I did as Graham suggested. I was starting to feel a little drunk.

‘I wasn’t trying to scare you,’ he went on. ‘I was only trying to tell you how you’ve always been over-imaginative, morbidly sensitive, that’s all, the same as with this Grace Fox business.’

‘Yeah, like you’re saying I see dead people. Is that it?’

Graham laughed. ‘Not quite. Maybe you’re sensitive to traces. I don’t know.’

‘Sounds like a load of bollocks to me, big brother,’ I said, with rather more bravado than I felt. ‘Did I tell you what she looked like, this woman?’

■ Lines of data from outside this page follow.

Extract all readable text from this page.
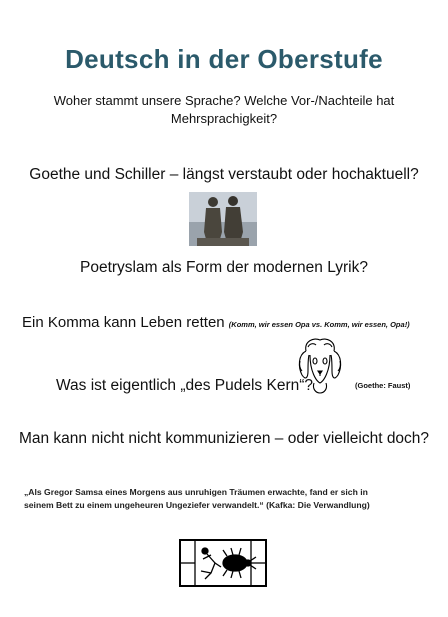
Deutsch in der Oberstufe
Woher stammt unsere Sprache? Welche Vor-/Nachteile hat
Mehrsprachigkeit?
Goethe und Schiller – längst verstaubt oder hochaktuell?
Poetryslam als Form der modernen Lyrik?
Ein Komma kann Leben retten (Komm, wir essen Opa vs. Komm, wir essen, Opa!)
Was ist eigentlich „des Pudels Kern“?	(Goethe: Faust)
Man kann nicht nicht kommunizieren – oder vielleicht doch?
„Als Gregor Samsa eines Morgens aus unruhigen Träumen erwachte, fand er sich in
seinem Bett zu einem ungeheuren Ungeziefer verwandelt.“ (Kafka: Die Verwandlung)
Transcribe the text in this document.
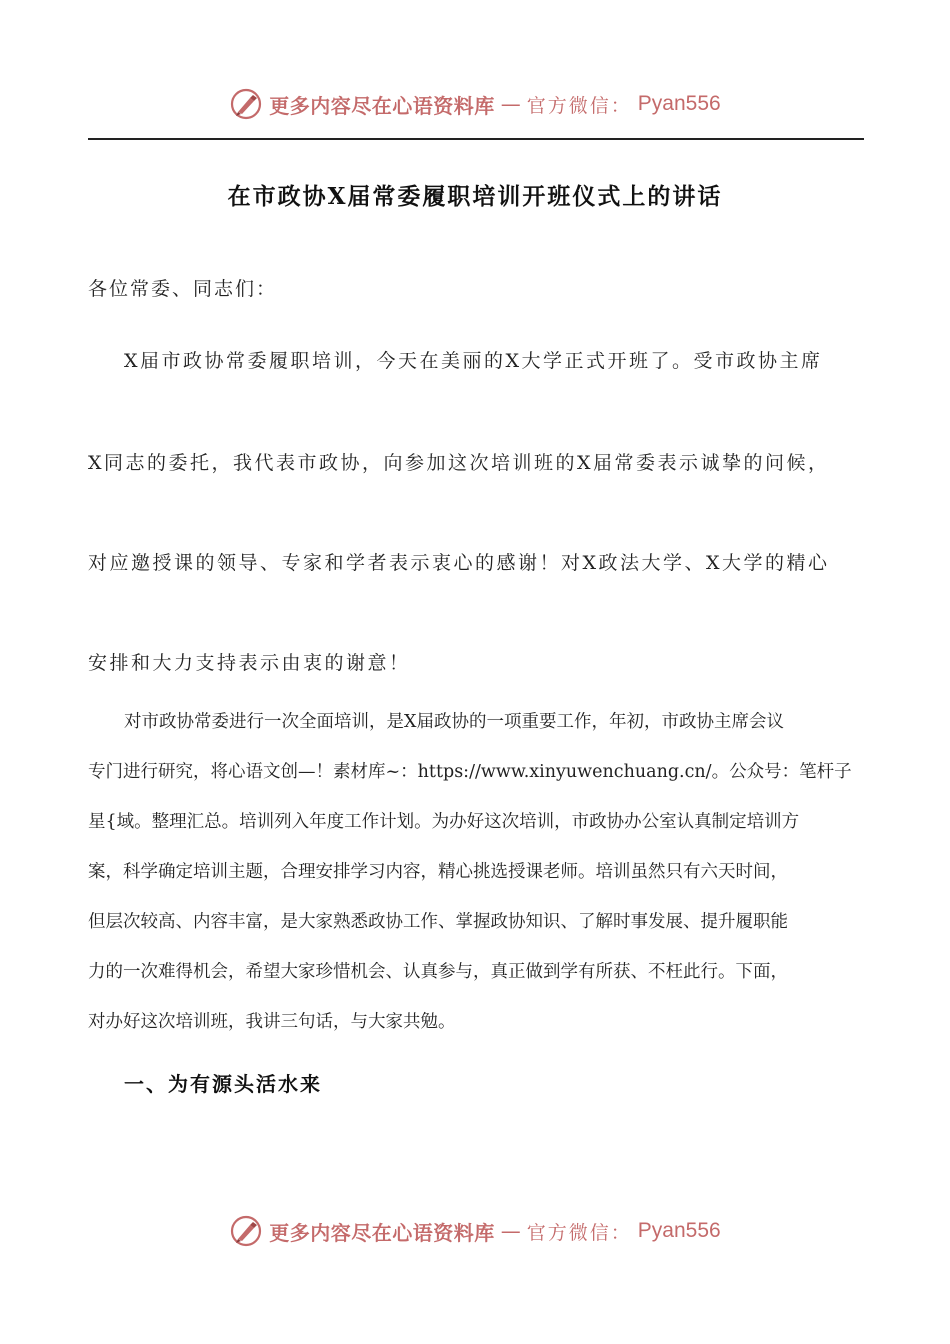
更多内容尽在心语资料库 — 官方微信： Pyan556
在市政协X届常委履职培训开班仪式上的讲话
各位常委、同志们：
X届市政协常委履职培训，今天在美丽的X大学正式开班了。受市政协主席
X同志的委托，我代表市政协，向参加这次培训班的X届常委表示诚挚的问候，
对应邀授课的领导、专家和学者表示衷心的感谢！对X政法大学、X大学的精心
安排和大力支持表示由衷的谢意！
对市政协常委进行一次全面培训，是X届政协的一项重要工作，年初，市政协主席会议
专门进行研究，将心语文创—！素材库~：https://www.xinyuwenchuang.cn/。公众号：笔杆子
星{域。整理汇总。培训列入年度工作计划。为办好这次培训，市政协办公室认真制定培训方
案，科学确定培训主题，合理安排学习内容，精心挑选授课老师。培训虽然只有六天时间，
但层次较高、内容丰富，是大家熟悉政协工作、掌握政协知识、了解时事发展、提升履职能
力的一次难得机会，希望大家珍惜机会、认真参与，真正做到学有所获、不枉此行。下面，
对办好这次培训班，我讲三句话，与大家共勉。
一、为有源头活水来
更多内容尽在心语资料库 — 官方微信： Pyan556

‘No. Just that she seemed young and sad. I think you might have mentioned that she was wearing a long nightie. Don’t worry, you weren’t having visions or premonitions of Grace Fox. That’s not why I’m telling you all this.’

‘Then why? What
did
you make of it?’

‘Well, naturally, I thought you’d awoken from a bad dream involving this young woman in distress, got out of bed half asleep, that somehow the door had come open and you saw your own reflection, maybe thought it was the monster coming out of the wardrobe, and you panicked.’

‘That would seem to be the logical conclusion,’ I said slowly, swirling the rest of my cognac in the large glass.

‘And that’s probably exactly what happened,’ Graham went on. ‘Except . . .’

I felt a sense of panic. ‘Except what?’

‘No, that’s probably exactly how it happened.’

‘Tell me,’ I pleaded. ‘You can’t lead me this far and then leave me stranded.’

‘It was just something I overheard Dad say later. I don’t think I was supposed to hear it.’

‘What?’

‘Well, the incident gave Mrs Gooch a hell of a shock. It wasn’t just the money. That’s basically what she was telling Dad the next day. But she had a daughter, and that used to be her room before her mother turned the place into a bed and board.’